La victoria del talante
Margallo corrió el riesgo de asumir como propia una iniciativa de Zapatero

La entrada de España en el Consejo de Seguridad de la ONU es una victoria personal del ministro de Asuntos Exteriores, José Manuel García-Margallo, que en el último mes se ha pasado más tiempo en Nueva York que en Madrid y que fue criticado, no sin argumentos, por faltar a la cumbre de la OTAN en Gales para irse a pescar votos en el Pacífico. También lo es de Mariano Rajoy, que acudió a las cumbres de la Unión Africana en Guinea Ecuatorial y de la comunidad del Caribe en Antigua. Y del rey Felipe VI, que asoció su estreno en la escena mundial con la petición del voto para España ante la Asamblea General de Naciones Unidas.
Puestos a buscar padres a esta iniciativa, el primero es el expresidente José Luis Rodríguez Zapatero. Y no sólo porque fue él quien en 2005 presentó la candidatura española al órgano decisorio de la ONU. Es cierto que entonces aún no se había presentado Turquía y parecía que España y Nueva Zelanda se repartirían amistosamente los dos puestos del bloque occidental en el bienio 2015-16.

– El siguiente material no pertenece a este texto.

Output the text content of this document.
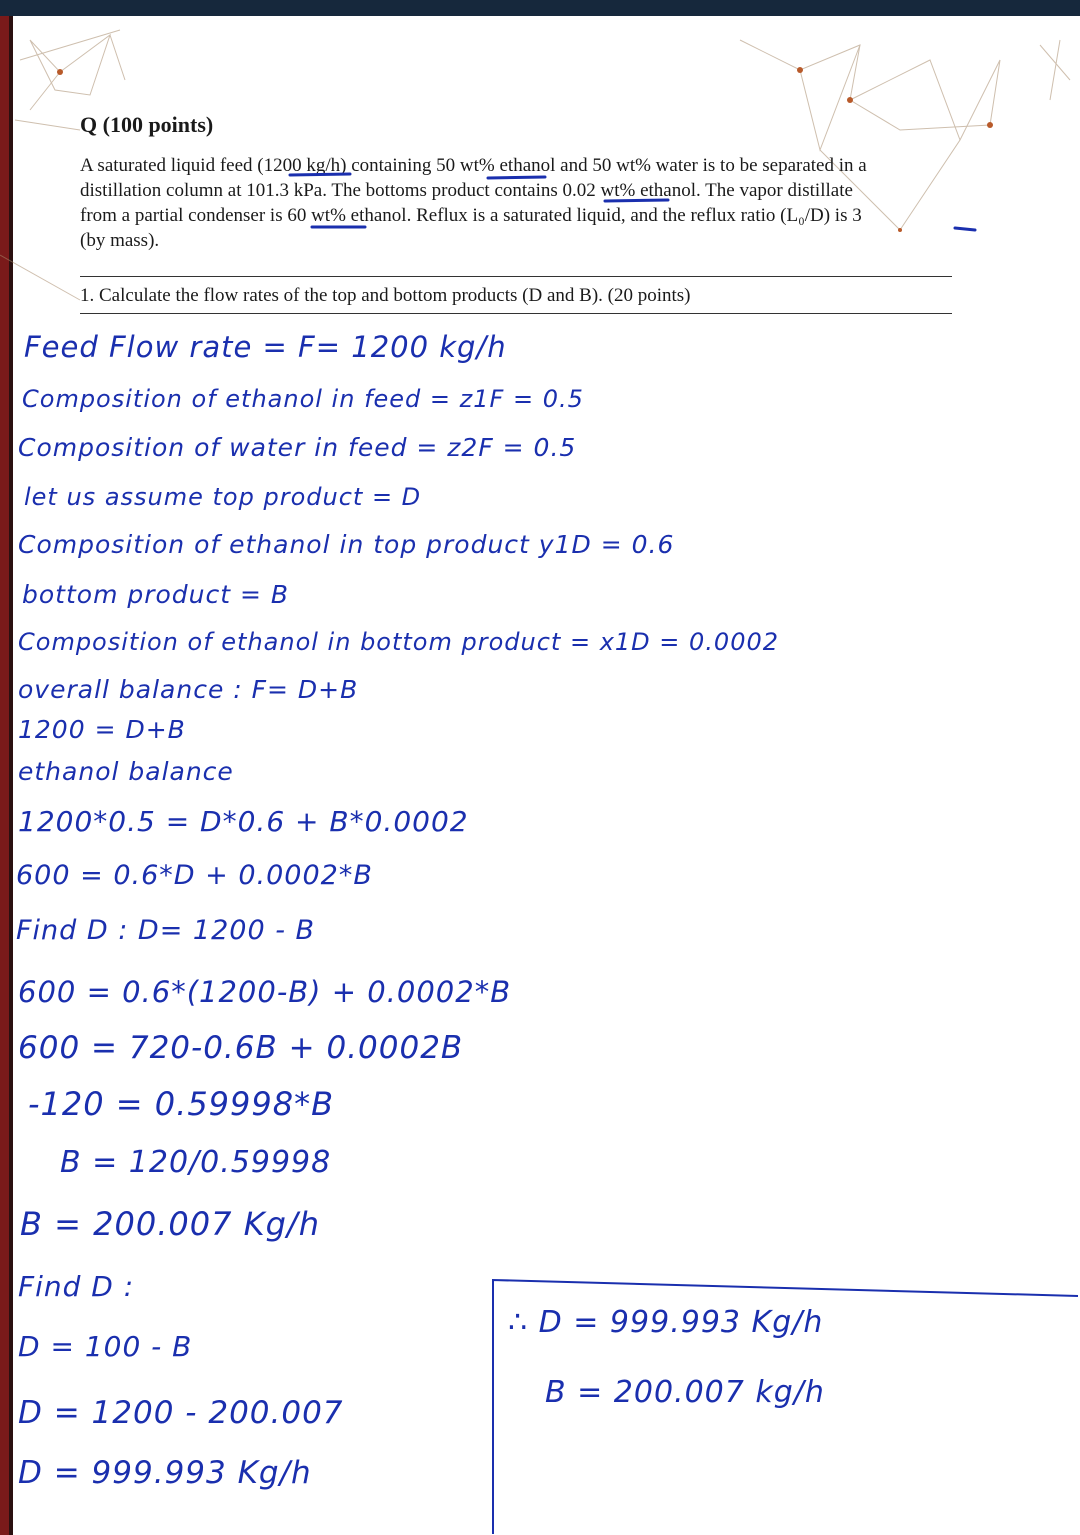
Q (100 points)
A saturated liquid feed (1200 kg/h) containing 50 wt% ethanol and 50 wt% water is to be separated in a
distillation column at 101.3 kPa. The bottoms product contains 0.02 wt% ethanol. The vapor distillate
from a partial condenser is 60 wt% ethanol. Reflux is a saturated liquid, and the reflux ratio (L₀/D) is 3
(by mass).
1. Calculate the flow rates of the top and bottom products (D and B). (20 points)
Feed Flow rate = F= 1200 kg/h
Composition of ethanol in feed = z1F = 0.5
Composition of water in feed = z2F = 0.5
let us assume top product = D
Composition of ethanol in top product y1D = 0.6
bottom product = B
Composition of ethanol in bottom product = x1D = 0.0002
overall balance : F= D+B
1200 = D+B
ethanol balance
1200*0.5 = D*0.6 + B*0.0002
600 = 0.6*D + 0.0002*B
Find D : D= 1200 - B
600 = 0.6*(1200-B) + 0.0002*B
600 = 720-0.6B + 0.0002B
-120 = 0.59998*B
B = 120/0.59998
B = 200.007 Kg/h
Find D :
D = 100 - B
D = 1200 - 200.007
D = 999.993 Kg/h
∴ D = 999.993 Kg/h
B = 200.007 kg/h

El mayor acierto de Margallo fue tomar el testigo y asumir un objetivo cuanto menos incierto, con un alto riesgo de fracaso. Más allá de la retórica, la política exterior se presentaba así como una verdadera política de Estado, en la que cada Gobierno toma el testigo de su antecesor y no se dedica a deshacer lo que este ha hecho, solo porque no coincida con su color político.
No solo eso. Con un presupuesto mermado por el ajuste y sin dinero para comprar voluntades, el Gobierno del PP no tuvo empacho en capitalizar las iniciativas de la etapa de Zapatero: de la Alianza de Civilizaciones al Fondo del Agua o las políticas de igualdad de género. La apuesta por el multilateralismo, caricaturizada en otros tiempos como buenismo.
La victoria de España, y también de Nueva Zelanda, demuestra que en la ONU importa más tener pocos enemigos que muchos amigos. Frente a Turquía, que con su agresiva política exterior se ha granjeado la animadversión de muchos en los últimos años, España se ha presentado como un país sin querellas con nadie. Incluso el contencioso de Gibraltar se ha aparcado temporalmente. Y es que uno no va al Consejo de Seguridad a plantear sus propios problemas, sino a solucionar los de los demás.
Ahora bien, sentarse en el más importante foro de la gobernanza global tiene sus inconvenientes. España ya no podrá mantener la indefinición ante cuestiones espinosas y quedar bien con todos. Tendrá que mojarse en asuntos como el conflicto de Oriente Próximo, Ucrania, Irán o la lucha contra el yihadismo. A mayor peso, mayor responsabilidad. Y parte de esa responsabilidad corresponderá asumirla al Gobierno que salga de las elecciones de 2015. Porque la política exterior es una carrera de relevos en la que frutos y fracasos se cosechan a largo plazo.